Upon that realization, Kalyn turned to her husband and said, “I have a crazy idea... but hear me out. What if we turned our barn into a 2 bedroom house and moved into it while our home is being renovated? It will take a bit more time and a bit more money, but we wouldn’t be throwing money away renting somewhere else, but rather would invest it back into our own property." And, so they did!

Kalyn is a self-professed old-home addict who has a passion for design and all things old and is always searching for that special home that needs saving.

When we first saw this home it was old, musty, in need of repair...and I loved it!!” Kalyn and her family eventually aim to have a home that pays for itself and have utilized many opportunities from hosting small events + workshops at the barn, to short term rental opportunities, to selling farm stand products that come from our property.

"We purchased a long, handmade cabinet from Facebook Marketplace and have re-purposed it into an ‘on your honor’ farm stand. We plan on selling lavender from our fields, fruit from our trees and vegetables from our gardens. All of these accumulate and help us to achieve our goals each Summer."

Kalyn’s design style is a combination of traditional, vintage, boho and eclectic, and this home is the perfect showcase for her skills!

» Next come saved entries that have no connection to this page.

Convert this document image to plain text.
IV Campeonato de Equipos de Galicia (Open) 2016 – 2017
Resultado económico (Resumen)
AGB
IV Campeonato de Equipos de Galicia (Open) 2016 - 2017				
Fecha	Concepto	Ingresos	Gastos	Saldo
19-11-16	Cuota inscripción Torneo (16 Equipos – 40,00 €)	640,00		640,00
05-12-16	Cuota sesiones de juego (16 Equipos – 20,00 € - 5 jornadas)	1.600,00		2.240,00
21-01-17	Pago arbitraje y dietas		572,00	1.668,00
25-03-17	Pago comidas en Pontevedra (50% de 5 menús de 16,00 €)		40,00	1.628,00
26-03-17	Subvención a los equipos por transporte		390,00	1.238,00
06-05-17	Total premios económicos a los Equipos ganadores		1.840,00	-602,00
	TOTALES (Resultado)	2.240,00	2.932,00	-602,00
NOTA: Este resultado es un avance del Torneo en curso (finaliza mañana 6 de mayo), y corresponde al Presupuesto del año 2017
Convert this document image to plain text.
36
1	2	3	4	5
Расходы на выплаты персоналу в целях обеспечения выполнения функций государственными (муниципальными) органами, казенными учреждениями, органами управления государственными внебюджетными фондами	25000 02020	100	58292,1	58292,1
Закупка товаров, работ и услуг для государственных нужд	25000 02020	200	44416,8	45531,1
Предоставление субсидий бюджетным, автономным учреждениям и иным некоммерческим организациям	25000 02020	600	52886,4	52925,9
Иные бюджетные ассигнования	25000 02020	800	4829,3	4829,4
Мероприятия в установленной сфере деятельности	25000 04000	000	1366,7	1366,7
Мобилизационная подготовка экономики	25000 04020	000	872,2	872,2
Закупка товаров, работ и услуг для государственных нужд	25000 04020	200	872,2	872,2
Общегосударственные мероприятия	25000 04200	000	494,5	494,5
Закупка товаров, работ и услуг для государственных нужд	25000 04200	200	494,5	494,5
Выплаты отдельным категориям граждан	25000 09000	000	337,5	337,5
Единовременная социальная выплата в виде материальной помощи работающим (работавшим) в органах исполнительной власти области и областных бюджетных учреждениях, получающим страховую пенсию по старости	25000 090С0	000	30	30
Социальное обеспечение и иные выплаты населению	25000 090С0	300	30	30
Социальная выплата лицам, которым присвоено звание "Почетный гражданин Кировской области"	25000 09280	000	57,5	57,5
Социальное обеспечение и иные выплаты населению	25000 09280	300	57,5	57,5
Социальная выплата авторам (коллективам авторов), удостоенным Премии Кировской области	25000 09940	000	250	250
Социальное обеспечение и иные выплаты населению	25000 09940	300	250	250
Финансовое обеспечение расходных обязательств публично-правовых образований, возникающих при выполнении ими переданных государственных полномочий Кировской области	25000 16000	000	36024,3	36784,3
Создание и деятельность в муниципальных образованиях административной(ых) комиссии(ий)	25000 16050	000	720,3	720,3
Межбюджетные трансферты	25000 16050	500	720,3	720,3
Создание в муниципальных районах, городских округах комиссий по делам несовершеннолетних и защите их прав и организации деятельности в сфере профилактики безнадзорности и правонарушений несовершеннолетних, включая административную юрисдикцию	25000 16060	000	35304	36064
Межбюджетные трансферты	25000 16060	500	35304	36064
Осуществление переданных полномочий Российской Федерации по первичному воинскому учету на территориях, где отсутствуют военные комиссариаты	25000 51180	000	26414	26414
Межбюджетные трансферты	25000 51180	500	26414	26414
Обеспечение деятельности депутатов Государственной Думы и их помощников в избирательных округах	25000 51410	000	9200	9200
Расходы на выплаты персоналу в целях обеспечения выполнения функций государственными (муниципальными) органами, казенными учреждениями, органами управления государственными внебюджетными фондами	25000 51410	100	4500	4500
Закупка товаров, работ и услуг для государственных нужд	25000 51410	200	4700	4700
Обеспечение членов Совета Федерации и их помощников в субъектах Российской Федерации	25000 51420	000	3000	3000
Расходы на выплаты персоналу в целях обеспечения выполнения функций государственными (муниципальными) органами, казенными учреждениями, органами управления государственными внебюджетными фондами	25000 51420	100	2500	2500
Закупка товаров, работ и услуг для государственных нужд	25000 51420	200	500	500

"I try to recreate the look and feel of an old home, but with new (up to code) bones. I find that the best way to accomplish this is to actually incorporate old things back into the home! The majority of our home decor (furniture included) is thrifted or second hand. I find that blending old with the new creates a ‘storied’ home...one that’s filled with warmth, charm and character. We also tried to honor our home’s history by incorporating as many elements back into it as possible. Salvaged items in our home include the original horse stable barn doors and track, furniture left by the previous home owners (the repurposed cubbies in the barn bedroom and the white bench in the mudroom), and a ton of the beams and barn wood were worked back into areas, such as mudroom nook ceiling, over the bar windows and into the barn and main home's hood vents."